Les gouvernements britanniques, néerlandais et islandais ont signé en octobre 2009 un accord scélérat, l’accord « Icesave » ou « Iceslave » (esclave de la glace), comme l’ont baptisé les Islandais. Cet accord prévoit le paiement de 2,7 milliards d’euros au Royaume Uni et de 1,3 milliard d’euros aux Pays Bas assorties d’un taux d’intérêt de 5,5 %.

Ce paiement prendra fin dans 15 ans (en 2024). Les premiers remboursements n’interviendront que dans 7 ans mais les intérêts sur les sommes à payer commencent à courir dès 2009. Cela veut dire qu’au moment où commenceront les paiements, ce ne seront pas 4 milliards d’euros qui seront dus mais 6,2 milliards d’euros. Au total, en 2024, les intérêts versés auront presque doublé le montant initial de 4 milliards d’euros.
Le Parlement et le Président

En 2009, la « révolution des casseroles » avait obligé le Premier ministre conservateur Geir Haarde à démissionner. Il avait, en effet, non seulement couverts mais encouragés tous les agissements, même les plus douteux, des banques islandaises.

Après avoir signé l’accord « Icesave », le nouveau gouvernement social-démocrate, avait réussi, après plusieurs semaines de débat, à le faire ratifier par le Parlement, entre Noël et l’an.

Mais le peuple islandais ne l’entendait pas de cette oreille, les manifestations se sont multipliées (les banderoles criaient « Le pays est innocent », « Sauvez plutôt nos maisons ») et une pétition signée par 60 000 islandais (le quart des électeurs), avait été remise au président de la République Olafur Grimsson. Cette pétition lui demandait (comme l’y autorisait l’article 26 de la Constitution islandaise), de ne pas promulguer la loi et de la soumettre à un référendum. Ce que fit le Président.
Des arguments juridiques contestables

Les 4 milliards d’euros réclamés par le Royaume-Uni et les Pays-Bas devraient être versés aux fonds d’assurance bancaire de Hollande et du Royaume uni.

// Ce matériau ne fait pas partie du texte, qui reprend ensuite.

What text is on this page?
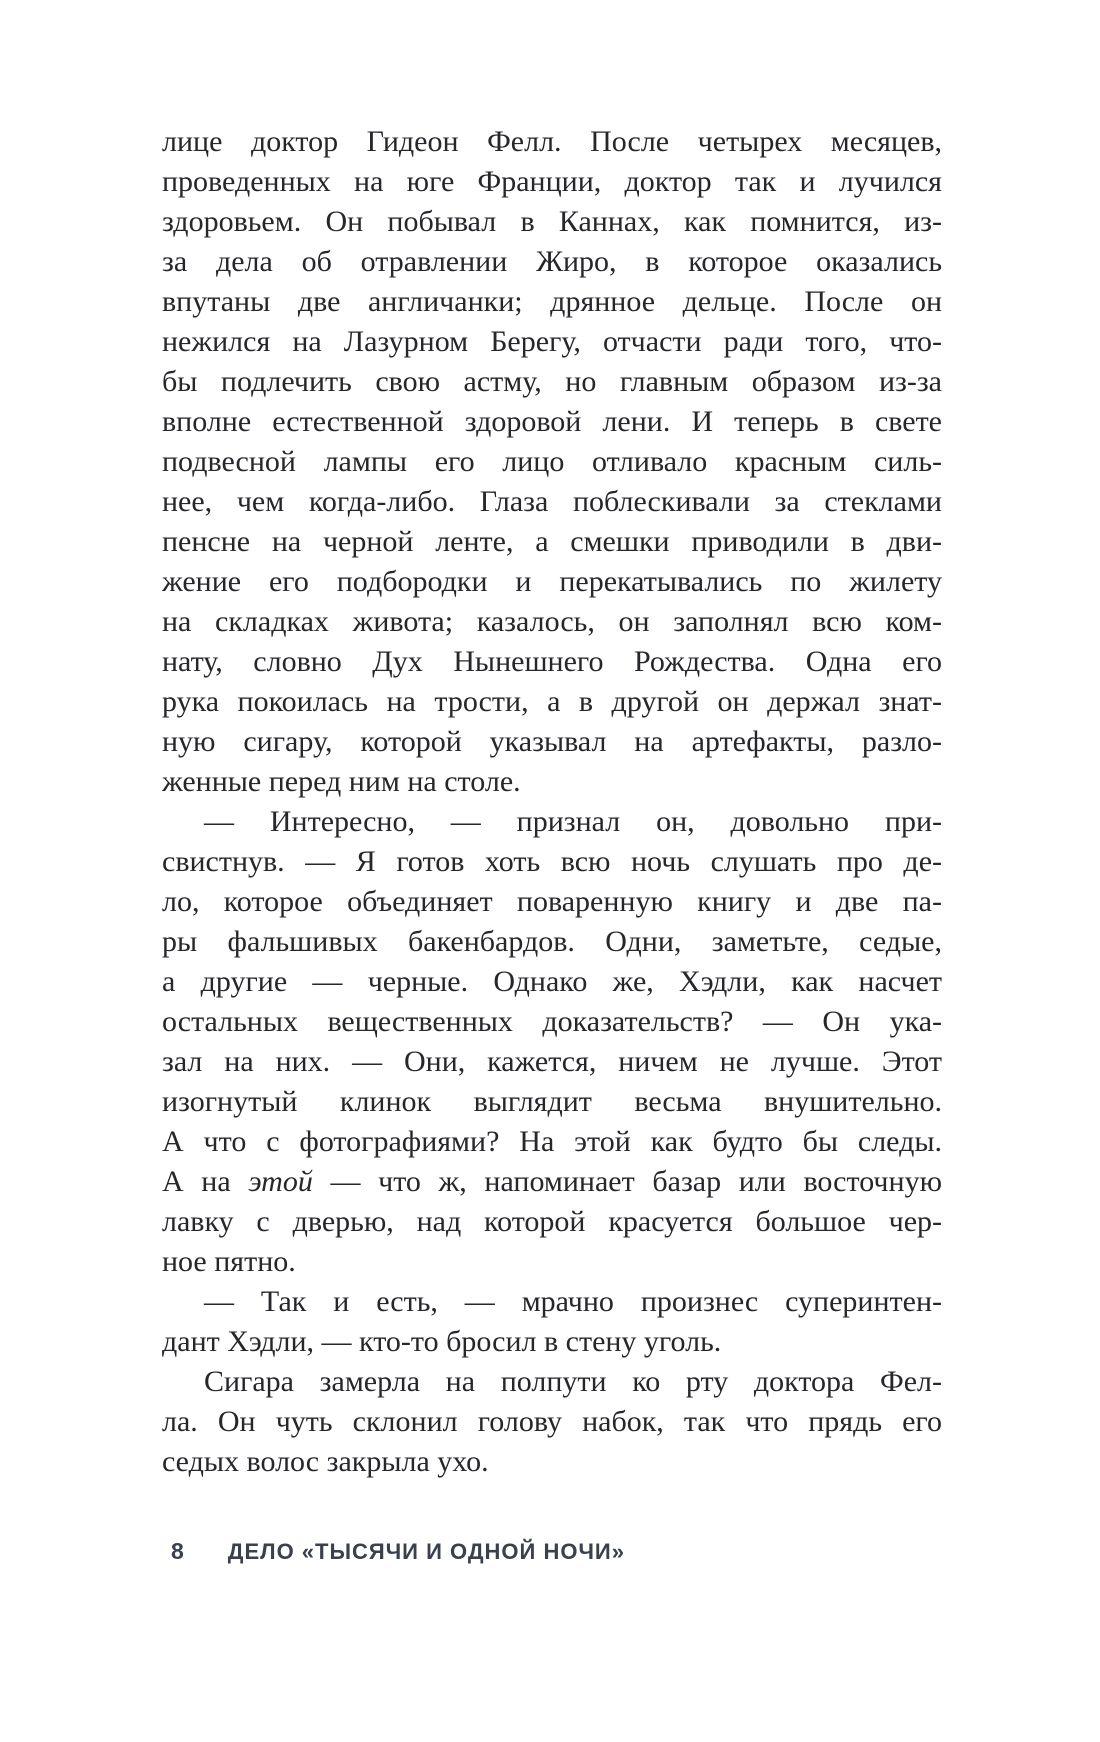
лице доктор Гидеон Фелл. После четырех месяцев,
проведенных на юге Франции, доктор так и лучился
здоровьем. Он побывал в Каннах, как помнится, из-
за дела об отравлении Жиро, в которое оказались
впутаны две англичанки; дрянное дельце. После он
нежился на Лазурном Берегу, отчасти ради того, что-
бы подлечить свою астму, но главным образом из-за
вполне естественной здоровой лени. И теперь в свете
подвесной лампы его лицо отливало красным силь-
нее, чем когда-либо. Глаза поблескивали за стеклами
пенсне на черной ленте, а смешки приводили в дви-
жение его подбородки и перекатывались по жилету
на складках живота; казалось, он заполнял всю ком-
нату, словно Дух Нынешнего Рождества. Одна его
рука покоилась на трости, а в другой он держал знат-
ную сигару, которой указывал на артефакты, разло-
женные перед ним на столе.
— Интересно, — признал он, довольно при-
свистнув. — Я готов хоть всю ночь слушать про де-
ло, которое объединяет поваренную книгу и две па-
ры фальшивых бакенбардов. Одни, заметьте, седые,
а другие — черные. Однако же, Хэдли, как насчет
остальных вещественных доказательств? — Он ука-
зал на них. — Они, кажется, ничем не лучше. Этот
изогнутый клинок выглядит весьма внушительно.
А что с фотографиями? На этой как будто бы следы.
А на этой — что ж, напоминает базар или восточную
лавку с дверью, над которой красуется большое чер-
ное пятно.
— Так и есть, — мрачно произнес суперинтен-
дант Хэдли, — кто-то бросил в стену уголь.
Сигара замерла на полпути ко рту доктора Фел-
ла. Он чуть склонил голову набок, так что прядь его
седых волос закрыла ухо.
8 ДЕЛО «ТЫСЯЧИ И ОДНОЙ НОЧИ»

L’Islande n’est pas membre de l’UE mais a adhéré à l’European Economic Area (l’EEA), comme la Norvège et le Liechtenstein. C’était pour elle la seule possibilité d’obtenir l’agrément d’opérer à Londres et à Rotterdam. L’EEA prévoit une couverture (maximale) de 20 900 euros par compte, l’Islande devrait donc, pour Londres et La Haye, « tenir ses engagements ».

Mais, même d’un point de vue exclusivement juridique, les exigences de Londres et de la Haye sont contestables.

Il n’est pas du tout sûr que le règlement de l’EEA oblige à couvrir les risques de clients non-islandais.

La directive était une directive applicable en « temps normal », certainement pas en période de crise bancaire systémique. « Icesave » était, certes, la filiale d’une banque islandaise, mais elle avait son siège dans la City. Comment Reykjavik aurait-elle pu contrôler l’activité de cette filiale, située au cœur de Londres ? La responsabilité des autorités britanniques étaient au moins aussi engagées que celles du gouvernement islandais.
Une dette odieuse

Dans une tribune du Wall Street Journal, Hannes Gissurarson, ex-administrateur de la banque centrale islandaise, comparait « Icesave » au « fardeau de la dette imposé à l’Allemagne après la première guerre mondiale ». Cette dette est, en effet, équivalente à une dette de 800 milliards d’euros pour le Royaume Uni et 4 000 milliards d’euros pour les Etats-Unis.

De quel droit les citoyens islandais seraient-ils condamnés à ne plus pouvoir faire le moindre choix concernant leur avenir et celui de leurs enfants, ce choix étant entièrement dicté par les exigences de la finance ?

En quoi les Islandais sont-ils responsables des agissements - à l’étranger qui plus est - de banquiers islandais sans scrupules ? Accepterions-nous, demain, d’avoir à payer 100 euros par mois et par personne, pendant 8 ans, sous prétexte qu’une ou plusieurs banques françaises auraient roulé leurs clients étrangers dans la farine ?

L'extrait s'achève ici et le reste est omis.